Tropical Contemporary presents, "You do not Have to be Good" featuring artists Susan Kruger-Barber, Ben Lenoir and Andrew Nigon. This multimedia exhibition addresses issues and cultures of morality in conflict and reclamation of LGBTQ+ identity and aesthetics.
"You do not Have to be Good" opens on Friday, January 11th from 6-9pm. Gallery hours will be on Saturdays 1/12 and 1/19 from 1-4pm
--- Susan Kruger-Barber Latter-Day-Saint (Mormon) pioneers fled the settled United States after Joseph Smith was murdered and Nauvoo burned. In Utah, they suffered more persecution for practicing polygamy coupled with fighting for women’s suffrage. Carrying epigenetics of maltreatment, the Church of Jesus Christ of Latter-Day Saints currently fights same-sex marriage and queer identity. Their LGBTQ* community lives on a rollercoaster of small gestures of acceptance and great acts of exclusion. LGBTQ* believers and somewhat allies survive on a yo-yo that rarely peaks and often plummets.
Ben Lenoir My practice begins in rumination and emotion, then ends in evaluation and reflection. This project began as a means to connect with the bullying I experienced as an adolescent. I connect to that experience through language since verbal abuse was central to it. I’ve been called ‘faggot’ over 1000 times in my life and I have written it just as many times in 2018. As the work evolved, the letterforms became increasingly abstracted—a kind of visual semantic saturation. The once perfectly formed words turned into gestures and suggestions rather than an epithet. The collection of works displayed here depict the experience of cognitive dissonance established by bullying based on sexual identity.

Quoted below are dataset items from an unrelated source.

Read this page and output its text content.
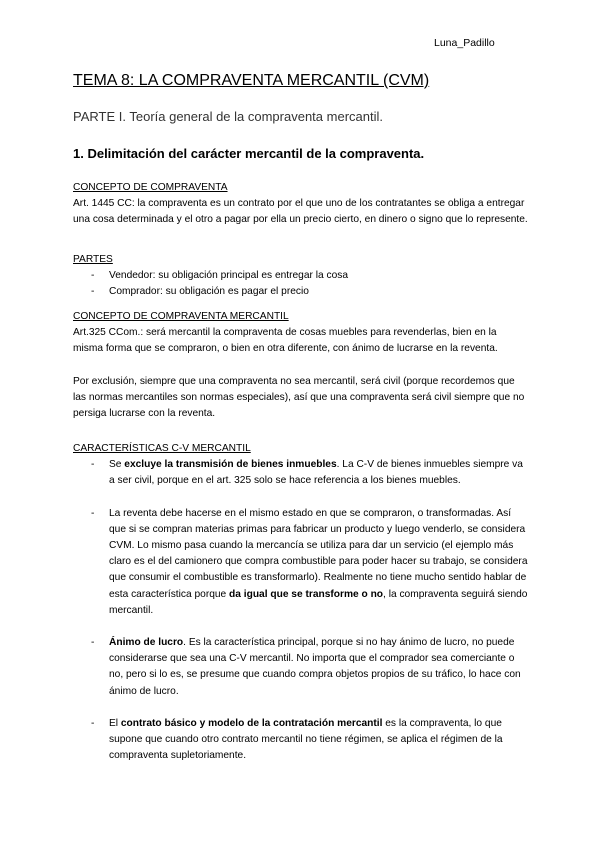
Luna_Padillo
TEMA 8: LA COMPRAVENTA MERCANTIL (CVM)
PARTE I. Teoría general de la compraventa mercantil.
1. Delimitación del carácter mercantil de la compraventa.
CONCEPTO DE COMPRAVENTA
Art. 1445 CC: la compraventa es un contrato por el que uno de los contratantes se obliga a entregar una cosa determinada y el otro a pagar por ella un precio cierto, en dinero o signo que lo represente.
PARTES
- Vendedor: su obligación principal es entregar la cosa
- Comprador: su obligación es pagar el precio
CONCEPTO DE COMPRAVENTA MERCANTIL

Art.325 CCom.: será mercantil la compraventa de cosas muebles para revenderlas, bien en la misma forma que se compraron, o bien en otra diferente, con ánimo de lucrarse en la reventa.

Por exclusión, siempre que una compraventa no sea mercantil, será civil (porque recordemos que las normas mercantiles son normas especiales), así que una compraventa será civil siempre que no persiga lucrarse con la reventa.

CARACTERÍSTICAS C-V MERCANTIL
- Se excluye la transmisión de bienes inmuebles. La C-V de bienes inmuebles siempre va a ser civil, porque en el art. 325 solo se hace referencia a los bienes muebles.
- La reventa debe hacerse en el mismo estado en que se compraron, o transformadas. Así que si se compran materias primas para fabricar un producto y luego venderlo, se considera CVM. Lo mismo pasa cuando la mercancía se utiliza para dar un servicio (el ejemplo más claro es el del camionero que compra combustible para poder hacer su trabajo, se considera que consumir el combustible es transformarlo). Realmente no tiene mucho sentido hablar de esta característica porque da igual que se transforme o no, la compraventa seguirá siendo mercantil.
- Ánimo de lucro. Es la característica principal, porque si no hay ánimo de lucro, no puede considerarse que sea una C-V mercantil. No importa que el comprador sea comerciante o no, pero si lo es, se presume que cuando compra objetos propios de su tráfico, lo hace con ánimo de lucro.
- El contrato básico y modelo de la contratación mercantil es la compraventa, lo que supone que cuando otro contrato mercantil no tiene régimen, se aplica el régimen de la compraventa supletoriamente.
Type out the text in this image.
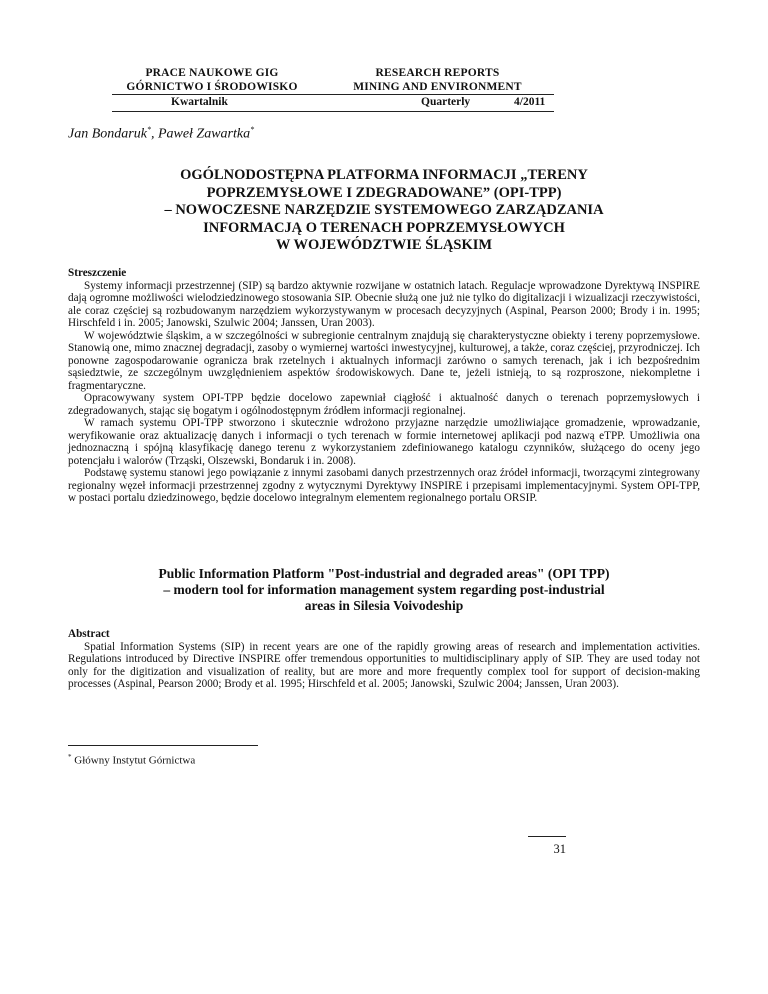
PRACE NAUKOWE GIG
GÓRNICTWO I ŚRODOWISKO
RESEARCH REPORTS
MINING AND ENVIRONMENT
Kwartalnik	Quarterly	4/2011
Jan Bondaruk*, Paweł Zawartka*
OGÓLNODOSTĘPNA PLATFORMA INFORMACJI „TERENY
POPRZEMYSŁOWE I ZDEGRADOWANE” (OPI-TPP)
– NOWOCZESNE NARZĘDZIE SYSTEMOWEGO ZARZĄDZANIA
INFORMACJĄ O TERENACH POPRZEMYSŁOWYCH
W WOJEWÓDZTWIE ŚLĄSKIM
Streszczenie

Systemy informacji przestrzennej (SIP) są bardzo aktywnie rozwijane w ostatnich latach. Regulacje wprowadzone Dyrektywą INSPIRE dają ogromne możliwości wielodziedzinowego stosowania SIP. Obecnie służą one już nie tylko do digitalizacji i wizualizacji rzeczywistości, ale coraz częściej są rozbudowanym narzędziem wykorzystywanym w procesach decyzyjnych (Aspinal, Pearson 2000; Brody i in. 1995; Hirschfeld i in. 2005; Janowski, Szulwic 2004; Janssen, Uran 2003).

W województwie śląskim, a w szczególności w subregionie centralnym znajdują się charakterystyczne obiekty i tereny poprzemysłowe. Stanowią one, mimo znacznej degradacji, zasoby o wymiernej wartości inwestycyjnej, kulturowej, a także, coraz częściej, przyrodniczej. Ich ponowne zagospodarowanie ogranicza brak rzetelnych i aktualnych informacji zarówno o samych terenach, jak i ich bezpośrednim sąsiedztwie, ze szczególnym uwzględnieniem aspektów środowiskowych. Dane te, jeżeli istnieją, to są rozproszone, niekompletne i fragmentaryczne.

Opracowywany system OPI-TPP będzie docelowo zapewniał ciągłość i aktualność danych o terenach poprzemysłowych i zdegradowanych, stając się bogatym i ogólnodostępnym źródłem informacji regionalnej.

W ramach systemu OPI-TPP stworzono i skutecznie wdrożono przyjazne narzędzie umożliwiające gromadzenie, wprowadzanie, weryfikowanie oraz aktualizację danych i informacji o tych terenach w formie internetowej aplikacji pod nazwą eTPP. Umożliwia ona jednoznaczną i spójną klasyfikację danego terenu z wykorzystaniem zdefiniowanego katalogu czynników, służącego do oceny jego potencjału i walorów (Trząski, Olszewski, Bondaruk i in. 2008).

Podstawę systemu stanowi jego powiązanie z innymi zasobami danych przestrzennych oraz źródeł informacji, tworzącymi zintegrowany regionalny węzeł informacji przestrzennej zgodny z wytycznymi Dyrektywy INSPIRE i przepisami implementacyjnymi. System OPI-TPP, w postaci portalu dziedzinowego, będzie docelowo integralnym elementem regionalnego portalu ORSIP.

Public Information Platform "Post-industrial and degraded areas" (OPI TPP)
– modern tool for information management system regarding post-industrial
areas in Silesia Voivodeship
Abstract

Spatial Information Systems (SIP) in recent years are one of the rapidly growing areas of research and implementation activities. Regulations introduced by Directive INSPIRE offer tremendous opportunities to multidisciplinary apply of SIP. They are used today not only for the digitization and visualization of reality, but are more and more frequently complex tool for support of decision-making processes (Aspinal, Pearson 2000; Brody et al. 1995; Hirschfeld et al. 2005; Janowski, Szulwic 2004; Janssen, Uran 2003).

* Główny Instytut Górnictwa
31
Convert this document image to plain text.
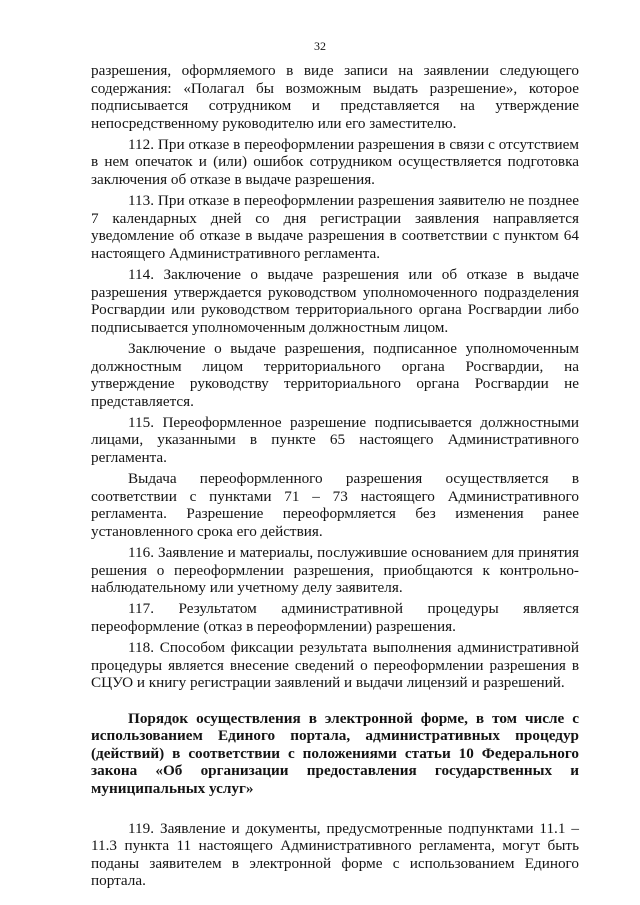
32

разрешения, оформляемого в виде записи на заявлении следующего содержания: «Полагал бы возможным выдать разрешение», которое подписывается сотрудником и представляется на утверждение непосредственному руководителю или его заместителю.

112. При отказе в переоформлении разрешения в связи с отсутствием в нем опечаток и (или) ошибок сотрудником осуществляется подготовка заключения об отказе в выдаче разрешения.

113. При отказе в переоформлении разрешения заявителю не позднее 7 календарных дней со дня регистрации заявления направляется уведомление об отказе в выдаче разрешения в соответствии с пунктом 64 настоящего Административного регламента.

114. Заключение о выдаче разрешения или об отказе в выдаче разрешения утверждается руководством уполномоченного подразделения Росгвардии или руководством территориального органа Росгвардии либо подписывается уполномоченным должностным лицом.

Заключение о выдаче разрешения, подписанное уполномоченным должностным лицом территориального органа Росгвардии, на утверждение руководству территориального органа Росгвардии не представляется.

115. Переоформленное разрешение подписывается должностными лицами, указанными в пункте 65 настоящего Административного регламента.

Выдача переоформленного разрешения осуществляется в соответствии с пунктами 71 – 73 настоящего Административного регламента. Разрешение переоформляется без изменения ранее установленного срока его действия.

116. Заявление и материалы, послужившие основанием для принятия решения о переоформлении разрешения, приобщаются к контрольно-наблюдательному или учетному делу заявителя.

117. Результатом административной процедуры является переоформление (отказ в переоформлении) разрешения.

118. Способом фиксации результата выполнения административной процедуры является внесение сведений о переоформлении разрешения в СЦУО и книгу регистрации заявлений и выдачи лицензий и разрешений.

Порядок осуществления в электронной форме, в том числе с использованием Единого портала, административных процедур (действий) в соответствии с положениями статьи 10 Федерального закона «Об организации предоставления государственных и муниципальных услуг»

119. Заявление и документы, предусмотренные подпунктами 11.1 – 11.3 пункта 11 настоящего Административного регламента, могут быть поданы заявителем в электронной форме с использованием Единого портала.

Andrew Nigon Andrew Nigon is a sculpture and installation artist based in Albany, OR. His figurative work draws conceptual inspiration from Catholic symbolism with a focus on the human form theatrically displaying themes of trauma, decay, and resilience. His practice relies on a playful experimentation of material and process to create forms that challenge and manipulate established iconography. His works are heroic yet tragic monuments devoted souls trapped in an incomplete and imperfect world. The travails of walking a tightrope of religious participation within a place of patterned rejection.